À l’approche de l’été 2026, les spécialistes s’attendent à ce que la groseille à maquereau continue de gagner du terrain, notamment dans les régions soumises à des restrictions d’eau. Les pépiniéristes anticipent une demande accrue pour les plants résistants, tandis que les collectivités locales pourraient intégrer ce fruit dans leurs programmes de végétalisation urbaine. Pour les jardiniers, l’enjeu sera de maîtriser les techniques d’arrosage minimaliste, une compétence qui pourrait devenir incontournable dans les années à venir.

Alors que les défis climatiques s’intensifient, la groseille à maquereau se positionne donc comme un symbole de résistance et d’adaptation. Entre tradition et innovation, ce petit fruit prouve qu’il a encore de beaux jours devant lui.

Pour planter un groseillier à maquereau, choisissez un emplacement ensoleillé avec un sol bien drainé et légèrement acide.
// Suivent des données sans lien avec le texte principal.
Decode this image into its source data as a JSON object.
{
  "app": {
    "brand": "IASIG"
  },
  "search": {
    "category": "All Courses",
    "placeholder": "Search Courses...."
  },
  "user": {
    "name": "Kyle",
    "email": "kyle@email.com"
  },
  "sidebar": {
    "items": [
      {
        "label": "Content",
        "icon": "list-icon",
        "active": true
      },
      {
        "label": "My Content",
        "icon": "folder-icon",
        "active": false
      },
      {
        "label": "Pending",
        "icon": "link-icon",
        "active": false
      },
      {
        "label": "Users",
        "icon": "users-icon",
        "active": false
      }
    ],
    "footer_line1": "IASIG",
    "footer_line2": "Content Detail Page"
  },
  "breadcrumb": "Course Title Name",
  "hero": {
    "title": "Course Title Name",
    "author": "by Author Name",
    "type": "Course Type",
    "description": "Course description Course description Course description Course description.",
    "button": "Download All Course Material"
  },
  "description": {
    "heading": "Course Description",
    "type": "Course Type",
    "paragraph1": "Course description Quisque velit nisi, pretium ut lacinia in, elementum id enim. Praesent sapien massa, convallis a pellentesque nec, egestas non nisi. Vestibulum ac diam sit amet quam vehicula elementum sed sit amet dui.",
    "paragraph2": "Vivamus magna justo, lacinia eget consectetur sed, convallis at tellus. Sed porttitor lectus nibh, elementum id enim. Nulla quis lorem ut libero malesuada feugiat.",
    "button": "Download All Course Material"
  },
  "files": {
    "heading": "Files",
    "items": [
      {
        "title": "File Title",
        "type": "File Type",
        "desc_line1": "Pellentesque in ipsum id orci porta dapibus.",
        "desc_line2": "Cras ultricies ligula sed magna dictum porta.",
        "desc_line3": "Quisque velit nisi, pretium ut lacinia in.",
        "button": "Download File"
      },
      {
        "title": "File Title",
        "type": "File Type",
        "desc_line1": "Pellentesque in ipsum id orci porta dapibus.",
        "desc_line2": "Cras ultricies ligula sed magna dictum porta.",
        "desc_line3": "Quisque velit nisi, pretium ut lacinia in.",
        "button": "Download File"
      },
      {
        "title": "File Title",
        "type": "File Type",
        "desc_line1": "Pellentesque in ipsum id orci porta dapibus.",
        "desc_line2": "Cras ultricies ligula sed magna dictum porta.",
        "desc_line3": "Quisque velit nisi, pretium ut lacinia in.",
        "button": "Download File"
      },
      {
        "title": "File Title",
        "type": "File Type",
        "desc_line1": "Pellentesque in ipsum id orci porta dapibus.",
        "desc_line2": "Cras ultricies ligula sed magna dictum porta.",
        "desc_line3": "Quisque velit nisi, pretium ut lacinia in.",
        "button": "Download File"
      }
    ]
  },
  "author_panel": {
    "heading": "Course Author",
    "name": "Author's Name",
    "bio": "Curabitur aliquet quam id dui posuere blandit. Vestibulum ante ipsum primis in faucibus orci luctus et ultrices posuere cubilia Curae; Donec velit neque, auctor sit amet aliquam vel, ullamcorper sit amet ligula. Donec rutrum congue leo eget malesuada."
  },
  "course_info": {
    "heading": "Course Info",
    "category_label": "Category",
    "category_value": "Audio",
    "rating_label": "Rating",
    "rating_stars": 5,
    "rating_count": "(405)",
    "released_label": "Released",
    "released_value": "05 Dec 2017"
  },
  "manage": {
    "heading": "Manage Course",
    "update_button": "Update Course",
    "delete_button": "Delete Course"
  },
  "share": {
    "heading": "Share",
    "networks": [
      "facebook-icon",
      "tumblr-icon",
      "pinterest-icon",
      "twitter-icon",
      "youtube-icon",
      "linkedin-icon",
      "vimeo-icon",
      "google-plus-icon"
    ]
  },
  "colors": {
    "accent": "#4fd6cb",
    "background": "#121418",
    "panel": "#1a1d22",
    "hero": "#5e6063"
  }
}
Plantez de préférence à l’automne ou au printemps, en espaçant les plants d’1,50 mètre. Arrosez modérément après la plantation, puis paillez le pied pour conserver l’humidité. Une fois installé, un arrosage au pied deux fois par semaine en période de sécheresse suffit. Taillez légèrement en hiver pour aérer la plante et supprimer les branches mortes.